The Global Film Initiative (GFI) will be presenting the New York premieres of the Latin American films El premio / The Prize (pictured) by Paula Markovitch (Mexico/Argentina); El dedo / The Finger by Sergio Teubal (Argentina);Gordo, calvo y bajito / Fat, Bald, Short Man by Carlos Osuna (Colombia) as part of its annual Global Lens series, the annual collaboration between The Museum of Modern Art and GFI that is part of the touring film exhibition Global Lens, a project conceived to encourage filmmaking in countries with emerging film communities.
Now on its ninth season, Global Lens 2012 will also be presenting the Brazilian film Riscado / Craft by Gustavo Pizzi, along with ten other films from Albania, Argentina, Brazil, Colombia, Iran, Iraq, Mexico, Morocco, Rwanda and Turkey. The series runs January 12 - 28 at the Museum of Modern Art with the attendance of some filmmakers who will travel to New York to present their work to local audiences.
The most-awarded Mexican film of 2011 (in co-production with Argentina), winner of numerous international prizes including Best Film at the Morelia Film Festival, The Prize tells the story of an anxious young mother and her precocious daughter who flee Buenos Aires for the temporary seclusion of a ramshackle cottage on a remote beach. Her political activist’s life-in-hiding is jeopardized after her seven-year-old daughter is selected to participate in a local school’s patriotic essay contest. Set during the years of Argentine dictatorship and its notorious Dirty War (1975–83), director Paula Markovitch draws on his own experiences to capture the lacunae of childhood’s social and psychological worlds in this exquisitely acted and atmospheric drama about innocence in tumultuous times.

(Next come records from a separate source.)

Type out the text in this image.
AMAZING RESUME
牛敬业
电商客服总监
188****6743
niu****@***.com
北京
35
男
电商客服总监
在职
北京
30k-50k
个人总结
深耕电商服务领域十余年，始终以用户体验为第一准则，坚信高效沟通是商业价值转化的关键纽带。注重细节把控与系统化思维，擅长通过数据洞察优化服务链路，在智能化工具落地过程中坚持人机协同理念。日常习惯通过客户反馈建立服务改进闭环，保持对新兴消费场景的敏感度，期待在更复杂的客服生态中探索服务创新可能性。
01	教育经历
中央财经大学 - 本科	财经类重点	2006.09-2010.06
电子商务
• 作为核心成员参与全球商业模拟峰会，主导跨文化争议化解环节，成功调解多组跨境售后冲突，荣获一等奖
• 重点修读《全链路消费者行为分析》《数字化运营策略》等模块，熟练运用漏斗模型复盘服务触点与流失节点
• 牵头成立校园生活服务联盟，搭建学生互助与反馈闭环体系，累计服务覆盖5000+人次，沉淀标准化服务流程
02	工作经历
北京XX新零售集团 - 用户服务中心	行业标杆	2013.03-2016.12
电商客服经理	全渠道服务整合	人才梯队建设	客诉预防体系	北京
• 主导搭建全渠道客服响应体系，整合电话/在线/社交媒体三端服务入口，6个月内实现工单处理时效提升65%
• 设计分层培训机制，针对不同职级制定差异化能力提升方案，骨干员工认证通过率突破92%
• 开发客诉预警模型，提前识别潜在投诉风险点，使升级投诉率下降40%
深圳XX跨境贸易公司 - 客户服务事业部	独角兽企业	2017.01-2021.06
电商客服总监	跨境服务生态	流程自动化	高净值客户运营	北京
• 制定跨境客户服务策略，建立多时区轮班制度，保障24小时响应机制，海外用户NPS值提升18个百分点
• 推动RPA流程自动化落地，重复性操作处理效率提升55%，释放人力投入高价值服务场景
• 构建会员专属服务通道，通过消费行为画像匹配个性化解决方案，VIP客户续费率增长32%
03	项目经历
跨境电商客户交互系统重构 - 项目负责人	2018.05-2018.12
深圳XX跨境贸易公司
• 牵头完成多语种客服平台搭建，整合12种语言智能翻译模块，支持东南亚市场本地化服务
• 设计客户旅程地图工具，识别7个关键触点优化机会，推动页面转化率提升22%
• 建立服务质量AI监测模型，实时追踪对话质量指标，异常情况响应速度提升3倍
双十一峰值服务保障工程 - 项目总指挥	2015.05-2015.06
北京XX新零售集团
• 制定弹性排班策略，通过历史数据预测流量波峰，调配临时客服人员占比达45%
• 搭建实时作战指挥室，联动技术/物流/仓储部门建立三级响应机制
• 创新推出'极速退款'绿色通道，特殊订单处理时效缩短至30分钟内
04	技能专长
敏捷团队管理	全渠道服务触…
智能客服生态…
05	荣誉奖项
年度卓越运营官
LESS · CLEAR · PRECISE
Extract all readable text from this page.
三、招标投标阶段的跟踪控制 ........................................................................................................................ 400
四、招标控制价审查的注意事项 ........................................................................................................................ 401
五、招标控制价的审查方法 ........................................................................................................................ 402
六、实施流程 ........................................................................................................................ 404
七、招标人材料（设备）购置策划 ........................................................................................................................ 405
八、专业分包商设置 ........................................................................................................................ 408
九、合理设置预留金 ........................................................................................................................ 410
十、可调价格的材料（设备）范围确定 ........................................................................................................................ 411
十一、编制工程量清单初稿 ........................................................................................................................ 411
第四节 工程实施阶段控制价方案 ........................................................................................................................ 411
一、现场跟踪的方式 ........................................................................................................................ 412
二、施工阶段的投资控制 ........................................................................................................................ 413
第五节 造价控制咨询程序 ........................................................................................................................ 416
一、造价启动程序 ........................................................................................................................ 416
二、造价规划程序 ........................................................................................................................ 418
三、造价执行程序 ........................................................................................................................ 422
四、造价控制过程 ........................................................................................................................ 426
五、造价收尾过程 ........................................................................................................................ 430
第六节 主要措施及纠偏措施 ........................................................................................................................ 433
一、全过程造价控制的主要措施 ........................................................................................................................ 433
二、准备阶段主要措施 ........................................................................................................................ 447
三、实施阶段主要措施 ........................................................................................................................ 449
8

Also set in Argentina during the military dictatorship, in the face of electoral fraud and intimidation, the severed finger of a respected local leader points the way forward for independent-minded citizens and their town’s quest for democracy after dictatorship in Sergio Teubal’s The Finger. Based on real events, this charming dramatic comedy pokes fun at small town ways while celebrating the birth of true democratic values. In Carlos Osuna’s delightful animated feature film, Fat, Bald, Short Man, the prospects for Antonio, a lonely middle-aged notary unexpectedly change after he joins a self-improvement group. Whilst in Gustavo Pizzi’s Craft, Bianca, a struggling actress and celebrity impersonator, lands an audition and what may be her “big break” after an inspired director recasts his film around her socially marginalized life as an underrated artist in Rio. Craft was co-written with the astounding Teles, who inhabits the role of Bianca with heartbreaking poignancy.